In the study, the researchers gave eight control-group monkeys sham vaccines and an additional eight the inactivated-virus vaccine. They also transferred antibodies from the vaccinated monkeys to mice and other monkeys.

Within two weeks, the vaccinated monkeys developed Zika-specific antibodies capable of fighting the disease. Animals given sufficient levels of those monkeys’ antibodies, or titers, were also protected, the researchers found.

Perhaps most striking, immunity required “relatively modest” titers, said co-senior author Dr. Dan Barouch, a Harvard Medical School professor and director of Beth Israel Deaconess Medical Center’s vaccine research center.

“These titers should be relatively achievable by these vaccine platforms in humans,” he said. “The fact that those antibody titers protect [against the virus] is really the reason why these data are powerful and provide this optimism for the development of clinical vaccines.”

Barouch and a Harvard team developed two other Zika vaccines that the study found effective in monkeys: a DNA vaccine and a recombinant adenovirus vector vaccine. But inactivated-virus vaccines, killed forms of the virus that usually require several doses or booster shots to offer immunity, have traditionally been used against mosquito-borne viruses such as dengue.

“They’ve been proven to be safe and effective and have been licensed by major regulatory agencies,” said senior co-author Colonel Stephen Thomas, a vaccinologist who specializes in such viruses.

DNA vaccines, which use genetically engineered DNA to generate an appropriate immune response, can offer longer-lasting immunity and don’t require booster shots. But they may not be as practical for Zika, said study author Colonel Nelson Michael, who co-leads the Walter Reed Institute’s Zika program.

Compared with the DNA vaccine, far less of the inactivated-virus vaccine was needed for it to be effective, he said. A monkey had to be given 100 times as much (5 milligrams) of the DNA vaccine as a mouse received, but it needed just 100 micrograms of the inactivated-virus vaccine-20 times as much as a mouse got.

“Giving more than 5 milligrams of DNA in a single shot is really hard. In order to make it a reasonable concentration to put into a human’s arm, it’s almost like syrup,” Michael said. “You really begin to exceed the ability of the technology to be feasible in terms of a public health tool.”

DNA and recombinant adenovirus-vector vaccines are the “vaccines of the future,” Barouch said. There are currently no clinically licensed DNA vaccines for human diseases, but the federal government and private companies have begun testing such vaccines on volunteers in recent weeks-testament to how fast companies can move to develop them.

A batch of the inactivated-virus vaccine has already been manufactured for clinical trials. Last month, the Army agreed to transfer its vaccine technology to Paris-based drugmaker Sanofi SA for further development.
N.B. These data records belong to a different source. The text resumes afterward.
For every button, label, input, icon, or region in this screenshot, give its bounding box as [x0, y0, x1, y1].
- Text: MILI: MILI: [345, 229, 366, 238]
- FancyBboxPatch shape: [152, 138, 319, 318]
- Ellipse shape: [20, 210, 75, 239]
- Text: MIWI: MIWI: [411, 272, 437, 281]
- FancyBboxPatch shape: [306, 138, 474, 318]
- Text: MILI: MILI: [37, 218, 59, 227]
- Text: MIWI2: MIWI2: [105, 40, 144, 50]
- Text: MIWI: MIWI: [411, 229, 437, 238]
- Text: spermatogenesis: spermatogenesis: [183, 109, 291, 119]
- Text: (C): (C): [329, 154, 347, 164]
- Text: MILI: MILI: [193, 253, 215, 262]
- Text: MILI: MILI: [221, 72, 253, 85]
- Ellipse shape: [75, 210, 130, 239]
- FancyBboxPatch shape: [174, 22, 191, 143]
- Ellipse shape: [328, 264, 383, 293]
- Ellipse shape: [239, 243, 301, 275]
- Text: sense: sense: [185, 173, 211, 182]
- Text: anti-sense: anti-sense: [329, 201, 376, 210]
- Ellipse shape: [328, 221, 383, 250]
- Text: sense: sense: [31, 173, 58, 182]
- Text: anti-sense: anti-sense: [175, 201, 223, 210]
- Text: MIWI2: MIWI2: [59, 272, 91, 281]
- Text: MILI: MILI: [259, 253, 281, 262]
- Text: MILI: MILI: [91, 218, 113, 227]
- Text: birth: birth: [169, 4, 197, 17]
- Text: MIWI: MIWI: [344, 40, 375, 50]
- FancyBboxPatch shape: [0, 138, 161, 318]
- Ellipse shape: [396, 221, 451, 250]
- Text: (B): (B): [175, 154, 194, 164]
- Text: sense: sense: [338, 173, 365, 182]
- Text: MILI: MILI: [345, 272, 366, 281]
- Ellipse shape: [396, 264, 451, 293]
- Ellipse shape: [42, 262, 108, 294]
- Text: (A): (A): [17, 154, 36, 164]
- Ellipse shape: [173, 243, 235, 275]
It could take an additional three or four years before vaccines are mass-produced and make it to shelves, but Thomas said that such a period “really is light speed” in developing vaccines.

Just 2,000 doses or so are needed for testing, but 100 million are needed to address a crisis such as Zika in a country like Brazil, he said. The partnership with Sanofi-which has produced vaccines for dengue, yellow fever, and Japanese encephalitis-will be key to scaling up production.

“This is a really, really good marriage,” he said.

And given the public health crisis posed by the mosquito-borne Zika virus, researchers say it’s urgent that they develop a vaccine that can be practically administered on a large scale.

“For a public health tool, especially in the middle of a crisis, it’s smart not to bid on a single horse,” Michael said.